In a highly anticipated announcement, the creator of the Half Life series and Steam gaming portal details its strategy for dominating the living room with a Linux-based OS designed for televisions.

Screenshot by Nick Statt/CNET

Game developer and digital distributor Valve has already seen massive success with its Steam portal -- so much so that it is wrapping that software up in its own Linux-based operating system, called SteamOS and designed for televisions. The goal: dethrone the home console kings in favor of a PC ecosystem.

"As we've been working on bringing Steam to the living room, we've come to the conclusion that the environment best suited to delivering value to customers is an operating system built around Steam itself," Valve says on its official SteamOS page. "SteamOS combines the rock-solid architecture of Linux with a gaming experience built for the big screen. It will be available soon as a free stand-alone operating system for living room machines."

The move to make its software free and licensable by anyone is a pivotal move in the company's power grab for the living room, which started well over a year ago with rumors that Valve was designing its very own PC-console hybrid dubbed the Steam Box.
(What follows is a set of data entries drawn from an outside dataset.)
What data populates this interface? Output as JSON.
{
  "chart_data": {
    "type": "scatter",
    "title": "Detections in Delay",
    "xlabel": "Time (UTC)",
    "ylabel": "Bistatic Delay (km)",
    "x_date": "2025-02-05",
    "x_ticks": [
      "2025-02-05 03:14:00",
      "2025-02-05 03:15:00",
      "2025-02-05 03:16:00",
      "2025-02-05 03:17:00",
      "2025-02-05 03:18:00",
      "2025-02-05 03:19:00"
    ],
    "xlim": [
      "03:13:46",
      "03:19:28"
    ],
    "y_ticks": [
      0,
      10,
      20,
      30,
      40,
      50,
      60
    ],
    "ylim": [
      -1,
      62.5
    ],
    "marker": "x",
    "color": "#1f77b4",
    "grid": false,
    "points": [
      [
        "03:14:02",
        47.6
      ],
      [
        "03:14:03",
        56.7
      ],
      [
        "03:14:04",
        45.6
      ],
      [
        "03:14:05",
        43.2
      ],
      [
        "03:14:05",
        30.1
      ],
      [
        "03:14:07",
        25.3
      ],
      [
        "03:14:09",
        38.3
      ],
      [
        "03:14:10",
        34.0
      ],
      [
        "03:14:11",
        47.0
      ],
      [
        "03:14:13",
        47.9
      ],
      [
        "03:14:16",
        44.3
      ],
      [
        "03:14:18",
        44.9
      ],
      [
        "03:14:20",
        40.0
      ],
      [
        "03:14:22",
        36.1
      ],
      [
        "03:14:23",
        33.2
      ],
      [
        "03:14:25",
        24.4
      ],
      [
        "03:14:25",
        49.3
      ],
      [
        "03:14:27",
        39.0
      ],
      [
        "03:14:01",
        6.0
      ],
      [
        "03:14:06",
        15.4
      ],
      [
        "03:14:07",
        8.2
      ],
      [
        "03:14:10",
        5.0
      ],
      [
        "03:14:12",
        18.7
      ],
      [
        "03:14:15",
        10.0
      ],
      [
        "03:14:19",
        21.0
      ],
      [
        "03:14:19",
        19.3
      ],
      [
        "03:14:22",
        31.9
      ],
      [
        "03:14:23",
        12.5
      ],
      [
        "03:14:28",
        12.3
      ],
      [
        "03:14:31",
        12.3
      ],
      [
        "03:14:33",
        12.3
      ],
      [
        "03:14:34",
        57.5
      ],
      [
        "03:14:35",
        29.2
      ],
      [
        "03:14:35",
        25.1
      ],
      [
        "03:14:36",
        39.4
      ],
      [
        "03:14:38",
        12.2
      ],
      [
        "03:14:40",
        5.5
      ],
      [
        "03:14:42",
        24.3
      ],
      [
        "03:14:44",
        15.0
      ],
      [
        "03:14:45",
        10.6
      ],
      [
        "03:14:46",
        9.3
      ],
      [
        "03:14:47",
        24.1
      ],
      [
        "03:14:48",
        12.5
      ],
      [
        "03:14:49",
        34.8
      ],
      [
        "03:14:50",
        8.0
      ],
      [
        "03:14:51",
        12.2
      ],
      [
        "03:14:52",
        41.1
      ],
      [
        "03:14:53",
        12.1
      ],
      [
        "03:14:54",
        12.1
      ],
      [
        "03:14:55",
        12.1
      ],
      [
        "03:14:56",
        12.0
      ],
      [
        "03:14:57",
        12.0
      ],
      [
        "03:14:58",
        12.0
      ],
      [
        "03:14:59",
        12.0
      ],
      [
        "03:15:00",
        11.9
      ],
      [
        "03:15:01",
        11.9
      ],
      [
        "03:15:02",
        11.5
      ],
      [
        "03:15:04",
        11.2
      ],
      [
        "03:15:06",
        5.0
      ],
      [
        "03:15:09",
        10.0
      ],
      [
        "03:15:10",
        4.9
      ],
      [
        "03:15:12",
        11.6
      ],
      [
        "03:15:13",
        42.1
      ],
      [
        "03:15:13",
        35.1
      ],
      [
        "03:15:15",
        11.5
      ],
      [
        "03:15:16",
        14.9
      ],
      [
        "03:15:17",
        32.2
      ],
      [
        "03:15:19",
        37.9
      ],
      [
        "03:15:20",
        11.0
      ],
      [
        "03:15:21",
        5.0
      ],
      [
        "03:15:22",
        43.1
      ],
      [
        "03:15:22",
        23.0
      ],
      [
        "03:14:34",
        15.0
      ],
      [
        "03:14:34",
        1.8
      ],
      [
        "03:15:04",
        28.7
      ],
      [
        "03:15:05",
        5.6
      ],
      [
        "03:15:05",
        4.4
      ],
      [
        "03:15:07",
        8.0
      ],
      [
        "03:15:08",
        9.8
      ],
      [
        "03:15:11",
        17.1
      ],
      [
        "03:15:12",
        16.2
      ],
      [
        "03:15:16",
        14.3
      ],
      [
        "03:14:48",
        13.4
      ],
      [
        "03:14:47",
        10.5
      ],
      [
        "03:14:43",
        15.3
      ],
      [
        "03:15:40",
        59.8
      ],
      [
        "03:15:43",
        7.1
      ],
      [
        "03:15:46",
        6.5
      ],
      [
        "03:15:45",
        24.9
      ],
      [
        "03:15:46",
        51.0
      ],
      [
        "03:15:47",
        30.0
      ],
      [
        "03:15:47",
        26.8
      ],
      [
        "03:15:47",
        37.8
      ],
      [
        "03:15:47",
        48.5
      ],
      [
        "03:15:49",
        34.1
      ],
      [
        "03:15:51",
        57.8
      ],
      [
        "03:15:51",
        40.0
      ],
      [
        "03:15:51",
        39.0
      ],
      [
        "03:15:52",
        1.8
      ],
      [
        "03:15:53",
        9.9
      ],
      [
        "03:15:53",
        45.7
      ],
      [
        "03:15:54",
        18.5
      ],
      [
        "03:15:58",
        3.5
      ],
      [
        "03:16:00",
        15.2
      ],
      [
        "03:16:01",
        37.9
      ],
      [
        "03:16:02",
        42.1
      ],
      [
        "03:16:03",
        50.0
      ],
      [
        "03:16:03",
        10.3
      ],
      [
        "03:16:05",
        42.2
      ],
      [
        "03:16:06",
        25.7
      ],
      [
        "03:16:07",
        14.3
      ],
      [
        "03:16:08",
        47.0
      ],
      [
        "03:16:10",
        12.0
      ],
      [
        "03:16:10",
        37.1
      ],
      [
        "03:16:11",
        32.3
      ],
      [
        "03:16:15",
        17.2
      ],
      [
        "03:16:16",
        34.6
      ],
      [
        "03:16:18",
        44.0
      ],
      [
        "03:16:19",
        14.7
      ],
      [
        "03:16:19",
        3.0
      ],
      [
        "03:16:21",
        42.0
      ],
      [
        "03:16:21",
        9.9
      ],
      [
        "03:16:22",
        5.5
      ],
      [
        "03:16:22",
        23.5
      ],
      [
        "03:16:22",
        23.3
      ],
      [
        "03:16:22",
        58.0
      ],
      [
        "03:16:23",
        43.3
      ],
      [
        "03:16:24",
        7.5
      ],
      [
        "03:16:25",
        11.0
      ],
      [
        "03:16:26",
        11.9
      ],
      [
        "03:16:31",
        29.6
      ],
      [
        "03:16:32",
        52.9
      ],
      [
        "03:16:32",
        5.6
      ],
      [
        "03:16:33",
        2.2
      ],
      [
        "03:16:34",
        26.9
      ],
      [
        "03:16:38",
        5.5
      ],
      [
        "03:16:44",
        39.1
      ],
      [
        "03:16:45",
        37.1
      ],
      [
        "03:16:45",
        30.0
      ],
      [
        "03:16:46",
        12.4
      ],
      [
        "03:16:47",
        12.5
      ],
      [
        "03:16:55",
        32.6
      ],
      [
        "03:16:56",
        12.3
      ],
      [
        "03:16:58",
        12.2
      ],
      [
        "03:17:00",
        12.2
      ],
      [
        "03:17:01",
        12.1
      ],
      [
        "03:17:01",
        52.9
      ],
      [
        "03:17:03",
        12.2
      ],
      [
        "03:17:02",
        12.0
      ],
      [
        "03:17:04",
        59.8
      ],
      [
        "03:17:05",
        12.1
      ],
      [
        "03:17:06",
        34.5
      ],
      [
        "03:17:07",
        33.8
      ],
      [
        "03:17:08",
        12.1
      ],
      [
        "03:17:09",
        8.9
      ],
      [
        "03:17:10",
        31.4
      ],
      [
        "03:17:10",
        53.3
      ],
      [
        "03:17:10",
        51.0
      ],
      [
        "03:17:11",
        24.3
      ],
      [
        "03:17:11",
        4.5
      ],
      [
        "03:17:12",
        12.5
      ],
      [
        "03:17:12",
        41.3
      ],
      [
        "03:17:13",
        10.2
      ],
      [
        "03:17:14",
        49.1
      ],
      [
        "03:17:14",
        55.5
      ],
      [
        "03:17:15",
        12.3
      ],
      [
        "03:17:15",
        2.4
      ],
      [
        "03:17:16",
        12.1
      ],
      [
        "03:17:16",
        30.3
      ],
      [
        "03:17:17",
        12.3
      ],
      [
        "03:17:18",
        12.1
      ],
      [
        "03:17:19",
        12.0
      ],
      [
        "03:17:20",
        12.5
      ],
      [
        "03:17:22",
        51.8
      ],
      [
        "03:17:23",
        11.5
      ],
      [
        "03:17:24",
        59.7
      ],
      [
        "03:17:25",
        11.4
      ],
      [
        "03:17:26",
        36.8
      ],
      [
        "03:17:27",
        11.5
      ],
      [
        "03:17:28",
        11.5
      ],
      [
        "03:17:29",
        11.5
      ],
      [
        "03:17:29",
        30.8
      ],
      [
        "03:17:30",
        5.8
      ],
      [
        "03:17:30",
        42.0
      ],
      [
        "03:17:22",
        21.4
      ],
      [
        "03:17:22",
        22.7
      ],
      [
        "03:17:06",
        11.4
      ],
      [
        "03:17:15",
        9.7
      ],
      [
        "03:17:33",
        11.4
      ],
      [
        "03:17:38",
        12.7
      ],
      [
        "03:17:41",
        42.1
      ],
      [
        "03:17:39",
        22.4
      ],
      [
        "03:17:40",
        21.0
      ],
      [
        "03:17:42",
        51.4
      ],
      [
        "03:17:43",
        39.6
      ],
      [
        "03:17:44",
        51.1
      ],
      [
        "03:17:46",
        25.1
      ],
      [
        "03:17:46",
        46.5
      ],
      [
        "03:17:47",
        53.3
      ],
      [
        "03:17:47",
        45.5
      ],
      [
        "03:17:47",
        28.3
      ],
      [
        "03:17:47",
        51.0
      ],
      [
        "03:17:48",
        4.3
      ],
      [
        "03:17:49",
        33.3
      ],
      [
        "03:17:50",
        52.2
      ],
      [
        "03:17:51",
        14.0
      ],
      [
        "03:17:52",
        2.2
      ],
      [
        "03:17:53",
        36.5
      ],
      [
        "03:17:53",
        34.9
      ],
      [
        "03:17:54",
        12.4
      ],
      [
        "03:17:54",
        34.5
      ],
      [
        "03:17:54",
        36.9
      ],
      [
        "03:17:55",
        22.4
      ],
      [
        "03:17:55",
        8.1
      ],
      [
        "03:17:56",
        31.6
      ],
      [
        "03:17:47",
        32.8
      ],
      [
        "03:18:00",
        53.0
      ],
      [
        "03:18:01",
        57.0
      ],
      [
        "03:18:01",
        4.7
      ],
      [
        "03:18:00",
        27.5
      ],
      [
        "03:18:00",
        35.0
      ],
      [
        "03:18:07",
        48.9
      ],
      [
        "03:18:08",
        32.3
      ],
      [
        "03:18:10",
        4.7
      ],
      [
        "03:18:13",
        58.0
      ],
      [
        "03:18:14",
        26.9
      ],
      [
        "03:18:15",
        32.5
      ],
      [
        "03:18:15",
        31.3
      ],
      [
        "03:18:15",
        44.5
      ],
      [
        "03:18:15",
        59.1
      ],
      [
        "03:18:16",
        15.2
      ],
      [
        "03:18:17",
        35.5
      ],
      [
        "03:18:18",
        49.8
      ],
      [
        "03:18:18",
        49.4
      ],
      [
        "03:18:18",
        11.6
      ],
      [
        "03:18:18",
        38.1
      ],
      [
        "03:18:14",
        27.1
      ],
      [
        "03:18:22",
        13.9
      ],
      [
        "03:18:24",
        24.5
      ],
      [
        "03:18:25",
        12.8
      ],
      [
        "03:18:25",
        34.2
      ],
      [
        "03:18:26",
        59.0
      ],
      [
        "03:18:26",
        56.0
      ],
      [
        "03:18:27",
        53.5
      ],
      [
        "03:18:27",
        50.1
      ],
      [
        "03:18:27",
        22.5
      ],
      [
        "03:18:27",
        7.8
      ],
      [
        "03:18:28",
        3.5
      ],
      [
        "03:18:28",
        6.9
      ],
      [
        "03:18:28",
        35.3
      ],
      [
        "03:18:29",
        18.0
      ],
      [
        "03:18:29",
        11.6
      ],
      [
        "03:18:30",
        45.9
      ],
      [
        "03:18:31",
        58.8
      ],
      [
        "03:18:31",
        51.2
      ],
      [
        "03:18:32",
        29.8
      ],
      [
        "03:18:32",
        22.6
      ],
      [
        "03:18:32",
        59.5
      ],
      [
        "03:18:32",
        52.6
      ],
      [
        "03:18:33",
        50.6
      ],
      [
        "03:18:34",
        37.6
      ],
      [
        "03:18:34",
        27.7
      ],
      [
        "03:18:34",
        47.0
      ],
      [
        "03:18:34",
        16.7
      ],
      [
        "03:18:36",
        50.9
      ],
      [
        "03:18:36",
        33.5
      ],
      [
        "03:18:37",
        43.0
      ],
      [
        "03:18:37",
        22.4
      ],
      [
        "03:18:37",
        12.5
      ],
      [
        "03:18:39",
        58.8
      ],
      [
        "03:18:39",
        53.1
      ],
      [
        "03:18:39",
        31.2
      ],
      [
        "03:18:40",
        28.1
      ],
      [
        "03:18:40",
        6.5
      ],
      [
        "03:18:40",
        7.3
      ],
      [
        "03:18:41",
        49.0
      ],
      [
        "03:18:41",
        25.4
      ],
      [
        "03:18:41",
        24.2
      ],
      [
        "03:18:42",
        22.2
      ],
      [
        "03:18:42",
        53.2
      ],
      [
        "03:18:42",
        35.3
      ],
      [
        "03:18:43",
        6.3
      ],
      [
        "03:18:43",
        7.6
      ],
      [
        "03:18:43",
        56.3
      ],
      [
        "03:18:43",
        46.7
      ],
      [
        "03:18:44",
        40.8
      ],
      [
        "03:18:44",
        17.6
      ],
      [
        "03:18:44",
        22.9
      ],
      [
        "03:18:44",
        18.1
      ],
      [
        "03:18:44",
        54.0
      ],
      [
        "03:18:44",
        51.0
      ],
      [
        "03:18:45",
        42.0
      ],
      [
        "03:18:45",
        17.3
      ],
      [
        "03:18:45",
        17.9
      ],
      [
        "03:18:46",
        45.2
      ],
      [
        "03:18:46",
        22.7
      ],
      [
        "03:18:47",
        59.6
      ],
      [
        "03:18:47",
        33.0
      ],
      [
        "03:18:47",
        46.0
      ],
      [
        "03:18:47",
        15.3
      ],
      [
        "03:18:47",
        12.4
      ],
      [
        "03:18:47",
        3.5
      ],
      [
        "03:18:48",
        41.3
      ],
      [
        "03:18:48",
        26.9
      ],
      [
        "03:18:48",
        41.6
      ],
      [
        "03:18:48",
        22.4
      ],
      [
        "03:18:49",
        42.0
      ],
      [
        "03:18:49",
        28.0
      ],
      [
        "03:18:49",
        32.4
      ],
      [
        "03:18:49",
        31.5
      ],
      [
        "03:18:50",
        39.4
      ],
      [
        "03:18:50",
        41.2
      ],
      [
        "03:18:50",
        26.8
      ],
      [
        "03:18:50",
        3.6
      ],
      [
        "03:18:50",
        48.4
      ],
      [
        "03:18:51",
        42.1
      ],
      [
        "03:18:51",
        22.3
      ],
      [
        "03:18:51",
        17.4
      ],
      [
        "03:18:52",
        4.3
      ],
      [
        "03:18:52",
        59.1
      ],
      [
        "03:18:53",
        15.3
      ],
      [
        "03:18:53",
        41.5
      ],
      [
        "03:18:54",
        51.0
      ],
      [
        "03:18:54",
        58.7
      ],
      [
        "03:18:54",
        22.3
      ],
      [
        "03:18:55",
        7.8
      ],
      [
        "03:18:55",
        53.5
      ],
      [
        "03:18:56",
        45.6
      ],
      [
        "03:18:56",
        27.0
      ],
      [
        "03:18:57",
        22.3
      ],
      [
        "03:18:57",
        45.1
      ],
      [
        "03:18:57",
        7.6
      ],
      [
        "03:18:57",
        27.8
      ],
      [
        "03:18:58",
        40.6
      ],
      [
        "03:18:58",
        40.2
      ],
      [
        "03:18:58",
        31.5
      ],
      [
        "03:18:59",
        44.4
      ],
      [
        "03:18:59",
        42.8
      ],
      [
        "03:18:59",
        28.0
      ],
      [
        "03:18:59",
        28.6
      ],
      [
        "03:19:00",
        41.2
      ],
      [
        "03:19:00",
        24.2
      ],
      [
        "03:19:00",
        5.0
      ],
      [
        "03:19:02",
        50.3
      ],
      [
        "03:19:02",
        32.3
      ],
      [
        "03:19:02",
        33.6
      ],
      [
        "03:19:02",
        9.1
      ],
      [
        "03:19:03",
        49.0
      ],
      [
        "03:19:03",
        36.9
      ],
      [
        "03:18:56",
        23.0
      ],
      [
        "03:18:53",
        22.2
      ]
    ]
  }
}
Those efforts hit a high note at CES in January when Valve mysteriously unveiled prototypes of such a machine and met with hardware partners. Meanwhile, Valve founder and CEO Gabe Newell has been vocal about his plans to make the jump to the big screen and about the competition he sees in mobile gaming-focused companies like Apple .

Along the way, however, Newell handed down scores of layoffs, restructuring Valve for this moment. One such high-profile firing was Jeri Ellsworth, a designer of Steam Box-supported game controllers. Employees referred to these decisions as a "great cleansing."
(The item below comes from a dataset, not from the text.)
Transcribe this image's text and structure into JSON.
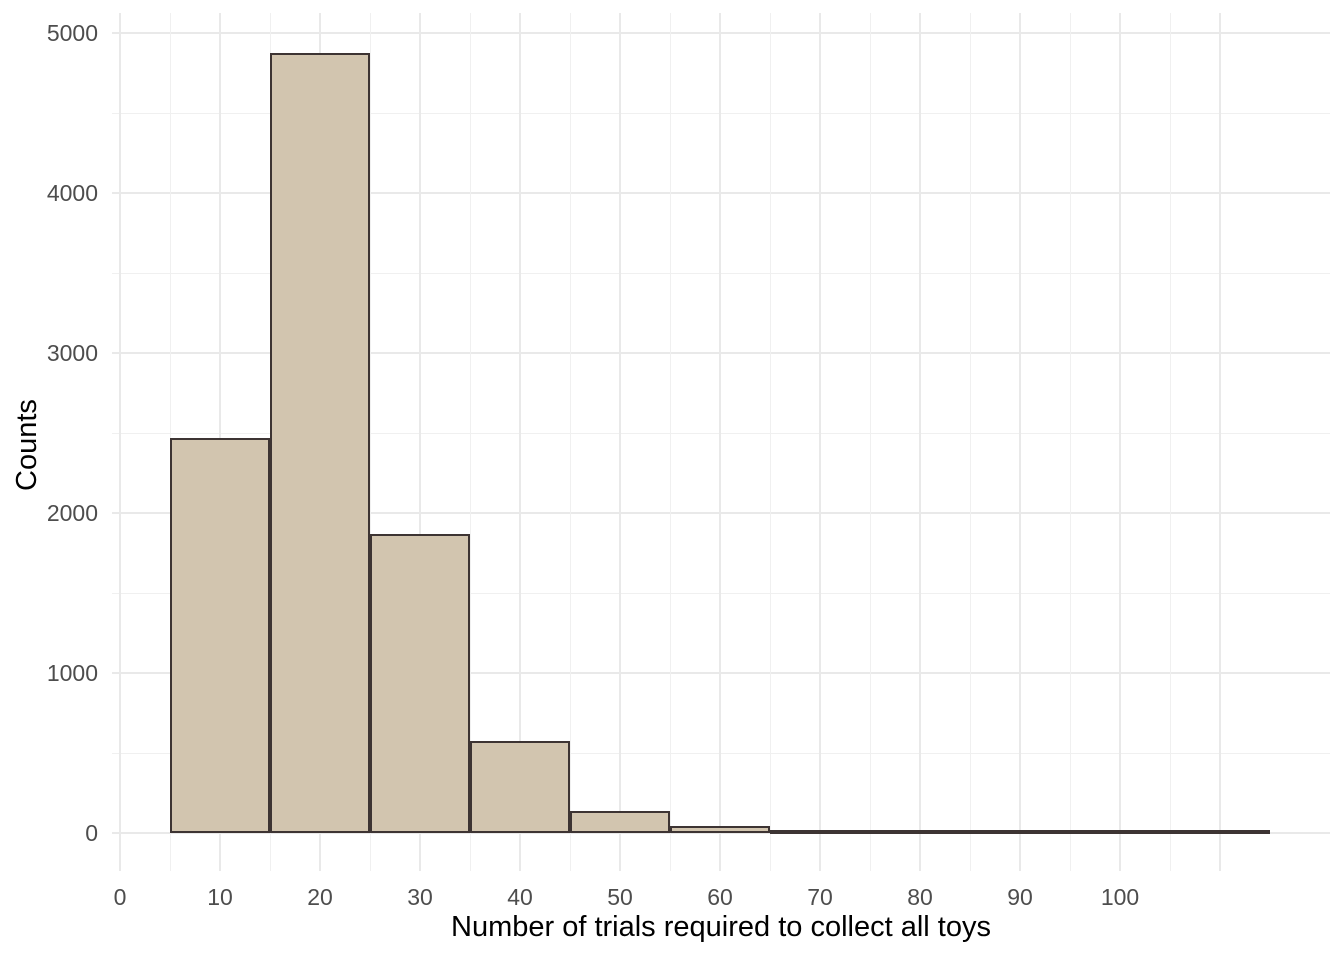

So it would appear Valve decided to make software as important as the physical Steam Box machines it's been focused on -- if not more important. Valve announced in March that it was planning to ship Steam Box prototypes in three to four months, but it's unclear whether that strategy has changed.

As for the capabilities of SteamOS, the service will allow in-home streaming of a user's entire Steam library of Mac and Windows games. It will also include family sharing and family restriction features to fully accommodate living room gaming.

SteamOS will also come equipped to combat Microsoft's and Sony's well-developed media offerings that span cable box plugins, NFL deals and a multitude of streaming services. Valve's take will include music, movies, and television, though the company simply states it is "working with many of the media services you know and love" and has not provided details as to how any media sharing or streaming will operate.

"SteamOS will be available soon as a free download for users and as a freely licensable operating system for manufacturers," Valve said. We can expect more details from the company in the coming days as it has two more announcements slated for this week.

The next announcement has a countdown set for Wednesday, Sept. 25 at 10 a.m. PT, whereupon the company may unveil its own Steam Box hardware to debut SteamOS.